Dual-isotope stress testing using thallium and sestamibi is an increasingly common component of ED ACS evaluation protocols. In this technique, a resting thallium scan is first performed. Patients without resting defects can then immediately undergo stress testing with sestamibi imaging, thereby avoiding the delay usually required for isotope "washout" in single-isotope techniques. Dual-isotope stress testing in one trial reliably identified or excluded ACS.
Cardiac MRI assesses wall motion, perfusion, and coronary anatomy, either at rest or after pharmacologic stress. It is noninvasive and does not expose the patients to radiation. However, cardiac MRI cannot be performed on approximately 11% of ED patients with chest pain due to contraindications such as claustrophobia and implanted metallic objects. Another limit is the longer test performance time, although this is improving with newer scanners and software. Cardiac magnetic resonance stress imaging has excellent test performance but currently is not a common tool for early ACS evaluation.
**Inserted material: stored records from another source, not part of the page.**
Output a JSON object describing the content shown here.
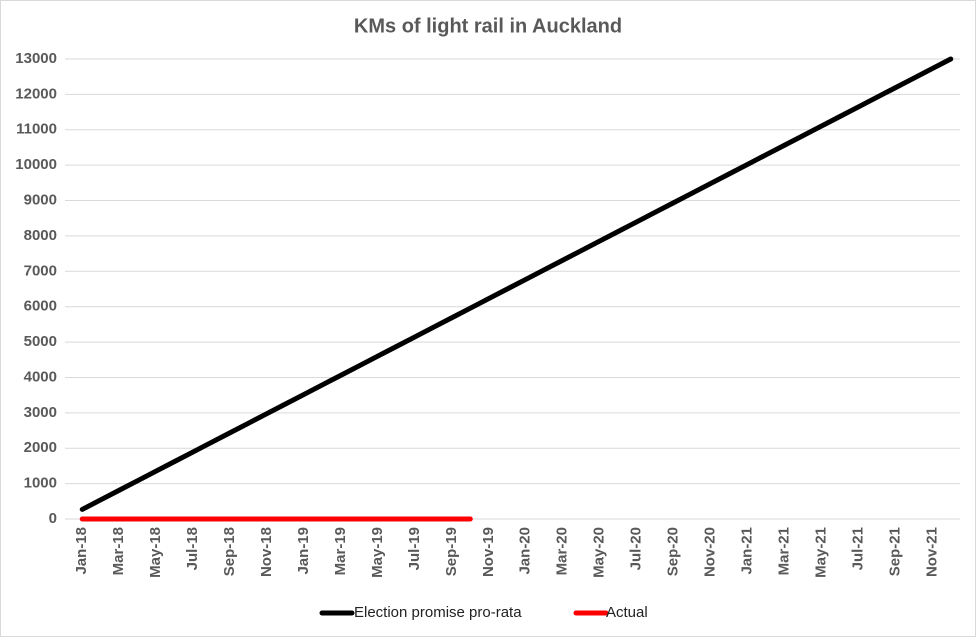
{
  "chart_data": {
    "type": "line",
    "title": "KMs of light rail in Auckland",
    "categories": [
      "Jan-18",
      null,
      "Mar-18",
      null,
      "May-18",
      null,
      "Jul-18",
      null,
      "Sep-18",
      null,
      "Nov-18",
      null,
      "Jan-19",
      null,
      "Mar-19",
      null,
      "May-19",
      null,
      "Jul-19",
      null,
      "Sep-19",
      null,
      "Nov-19",
      null,
      "Jan-20",
      null,
      "Mar-20",
      null,
      "May-20",
      null,
      "Jul-20",
      null,
      "Sep-20",
      null,
      "Nov-20",
      null,
      "Jan-21",
      null,
      "Mar-21",
      null,
      "May-21",
      null,
      "Jul-21",
      null,
      "Sep-21",
      null,
      "Nov-21",
      null
    ],
    "series": [
      {
        "name": "Election promise pro-rata",
        "color": "#000000",
        "values": [
          271,
          542,
          813,
          1083,
          1354,
          1625,
          1896,
          2167,
          2438,
          2708,
          2979,
          3250,
          3521,
          3792,
          4063,
          4333,
          4604,
          4875,
          5146,
          5417,
          5688,
          5958,
          6229,
          6500,
          6771,
          7042,
          7313,
          7583,
          7854,
          8125,
          8396,
          8667,
          8938,
          9208,
          9479,
          9750,
          10021,
          10292,
          10563,
          10833,
          11104,
          11375,
          11646,
          11917,
          12188,
          12458,
          12729,
          13000
        ]
      },
      {
        "name": "Actual",
        "color": "#ff0000",
        "values": [
          0,
          0,
          0,
          0,
          0,
          0,
          0,
          0,
          0,
          0,
          0,
          0,
          0,
          0,
          0,
          0,
          0,
          0,
          0,
          0,
          0,
          0,
          null,
          null,
          null,
          null,
          null,
          null,
          null,
          null,
          null,
          null,
          null,
          null,
          null,
          null,
          null,
          null,
          null,
          null,
          null,
          null,
          null,
          null,
          null,
          null,
          null,
          null
        ]
      }
    ],
    "ylim": [
      0,
      13000
    ],
    "yticks": [
      0,
      1000,
      2000,
      3000,
      4000,
      5000,
      6000,
      7000,
      8000,
      9000,
      10000,
      11000,
      12000,
      13000
    ],
    "grid": true,
    "legend": "bottom"
  }
}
CTCA allows gated images of the coronary arteries after rapid, peripheral (not central) IV contrast. Images are improved when the heart rate is <65 beats/min in 16-slice CT scanners, sometimes necessitating β-blocking medications; dual-source scanners (128-slice) can image adequately at higher heart rates but are less available. The advantages of CTCA are ready access to necessary equipment, rapid image acquisition, and the ability to image coronary structure. Notable disadvantages include ionizing radiation exposure, IV contrast exposure (and risk of allergy or kidney injury), need for specially trained technicians, and nondiagnostic scans due to nonvisualization of coronary segments. Additionally, CTCA provides a limited assessment of cardiac function. CTCA-detected lesions of >50% stenosis correlate with lesions on standard left-heart angiography; this means the test offers limited information in those with known coronary disease. Patients with positive scans require confirmation either with a cardiac catheterization or a functional advanced cardiac test.
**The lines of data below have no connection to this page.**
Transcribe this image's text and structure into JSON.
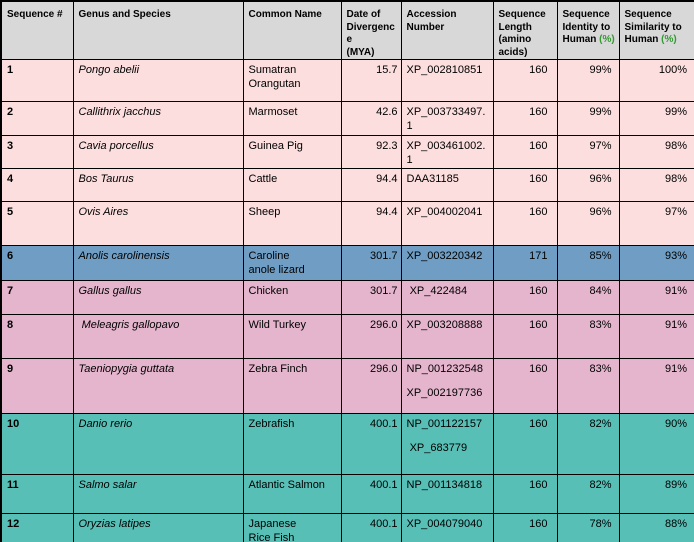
{
  "colors": {
    "header_bg": "#d8d8d8",
    "group_pink": "#fcdede",
    "group_blue": "#6f9dc4",
    "group_mauve": "#e5b5ce",
    "group_teal": "#57bfb6",
    "border": "#000000",
    "percent_green": "#339933",
    "text": "#000000"
  },
  "columns": [
    {
      "key": "sequence-number",
      "lines": [
        "Sequence #"
      ]
    },
    {
      "key": "genus-species",
      "lines": [
        "Genus and Species"
      ]
    },
    {
      "key": "common-name",
      "lines": [
        "Common Name"
      ]
    },
    {
      "key": "divergence-mya",
      "lines": [
        "Date of",
        "Divergence",
        "(MYA)"
      ]
    },
    {
      "key": "accession-number",
      "lines": [
        "Accession Number"
      ]
    },
    {
      "key": "sequence-length",
      "lines": [
        "Sequence",
        "Length",
        "(amino acids)"
      ]
    },
    {
      "key": "identity-human",
      "lines": [
        "Sequence",
        "Identity to",
        "Human"
      ],
      "green_suffix": "(%)"
    },
    {
      "key": "similarity-human",
      "lines": [
        "Sequence",
        "Similarity to",
        "Human"
      ],
      "green_suffix": "(%)"
    }
  ],
  "rows": [
    {
      "seq": "1",
      "genus": "Pongo abelii",
      "common": [
        "Sumatran",
        "Orangutan"
      ],
      "mya": "15.7",
      "accession": [
        "XP_002810851"
      ],
      "length": "160",
      "identity": "99%",
      "similarity": "100%",
      "group": "pink"
    },
    {
      "seq": "2",
      "genus": "Callithrix jacchus",
      "common": [
        "Marmoset"
      ],
      "mya": "42.6",
      "accession": [
        "XP_003733497.1"
      ],
      "length": "160",
      "identity": "99%",
      "similarity": "99%",
      "group": "pink"
    },
    {
      "seq": "3",
      "genus": "Cavia porcellus",
      "common": [
        "Guinea Pig"
      ],
      "mya": "92.3",
      "accession": [
        "XP_003461002.1"
      ],
      "length": "160",
      "identity": "97%",
      "similarity": "98%",
      "group": "pink"
    },
    {
      "seq": "4",
      "genus": "Bos Taurus",
      "common": [
        "Cattle"
      ],
      "mya": "94.4",
      "accession": [
        "DAA31185"
      ],
      "length": "160",
      "identity": "96%",
      "similarity": "98%",
      "group": "pink"
    },
    {
      "seq": "5",
      "genus": "Ovis Aires",
      "common": [
        "Sheep"
      ],
      "mya": "94.4",
      "accession": [
        "XP_004002041"
      ],
      "length": "160",
      "identity": "96%",
      "similarity": "97%",
      "group": "pink"
    },
    {
      "seq": "6",
      "genus": "Anolis carolinensis",
      "common": [
        "Caroline",
        "anole lizard"
      ],
      "mya": "301.7",
      "accession": [
        "XP_003220342"
      ],
      "length": "171",
      "identity": "85%",
      "similarity": "93%",
      "group": "blue"
    },
    {
      "seq": "7",
      "genus": "Gallus gallus",
      "common": [
        "Chicken"
      ],
      "mya": "301.7",
      "accession": [
        " XP_422484"
      ],
      "length": "160",
      "identity": "84%",
      "similarity": "91%",
      "group": "mauve"
    },
    {
      "seq": "8",
      "genus": " Meleagris gallopavo",
      "common": [
        "Wild Turkey"
      ],
      "mya": "296.0",
      "accession": [
        "XP_003208888"
      ],
      "length": "160",
      "identity": "83%",
      "similarity": "91%",
      "group": "mauve"
    },
    {
      "seq": "9",
      "genus": "Taeniopygia guttata",
      "common": [
        "Zebra Finch"
      ],
      "mya": "296.0",
      "accession": [
        "NP_001232548",
        "XP_002197736"
      ],
      "length": "160",
      "identity": "83%",
      "similarity": "91%",
      "group": "mauve"
    },
    {
      "seq": "10",
      "genus": "Danio rerio",
      "common": [
        "Zebrafish"
      ],
      "mya": "400.1",
      "accession": [
        "NP_001122157",
        " XP_683779"
      ],
      "length": "160",
      "identity": "82%",
      "similarity": "90%",
      "group": "teal"
    },
    {
      "seq": "11",
      "genus": "Salmo salar",
      "common": [
        "Atlantic Salmon"
      ],
      "mya": "400.1",
      "accession": [
        "NP_001134818"
      ],
      "length": "160",
      "identity": "82%",
      "similarity": "89%",
      "group": "teal"
    },
    {
      "seq": "12",
      "genus": "Oryzias latipes",
      "common": [
        "Japanese",
        "Rice Fish"
      ],
      "mya": "400.1",
      "accession": [
        "XP_004079040"
      ],
      "length": "160",
      "identity": "78%",
      "similarity": "88%",
      "group": "teal"
    }
  ],
  "partial_row": {
    "group": "teal"
  }
}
Two recent clinical trials evaluated the usefulness of CTCA in decreasing ED length of stay and assessing for serious cardiac events within 30 days of discharge.28,29 Both studies included patients with low to intermediate risk for ACS and considered CTCA results of <50% stenosis as negative. These trials found that patients randomized to CTCA versus traditional care had a higher rate of discharge from the ED and a decreased overall length of stay. No significant coronary disease was missed on CTCA evaluation versus traditional stress testing, although one study found that patients with positive CTCA findings had more overall testing and increased radiation exposure. The cost of care was similar for both groups of patients. Overall, these studies provide evidence that CTCA allows for faster and safe discharge of patients from the ED.28,29
CTCA findings also have a strong correlation with 1-year prognosis as demonstrated in a meta-analysis that included 18 studies with 9592 patients. Researchers evaluated for major adverse cardiac events, including death, myocardial infarction, and need for revascularization. The overall event rate for patients with positive CTCA (>50% stenosis of any vessel) versus normal CTCA was 8.8% versus 0.17% per year, thus demonstrating that major adverse events in patients with negative CTCA imaging are rare.30
While ED CTCA helps deliver a prompt, safe disposition of patients in the ED, up to 24% of patients will have nondiagnostic CTCA imaging.2 The ideal approach to these patients is undefined and usually reverts to the previous strategies for evaluating low-risk ACS patients.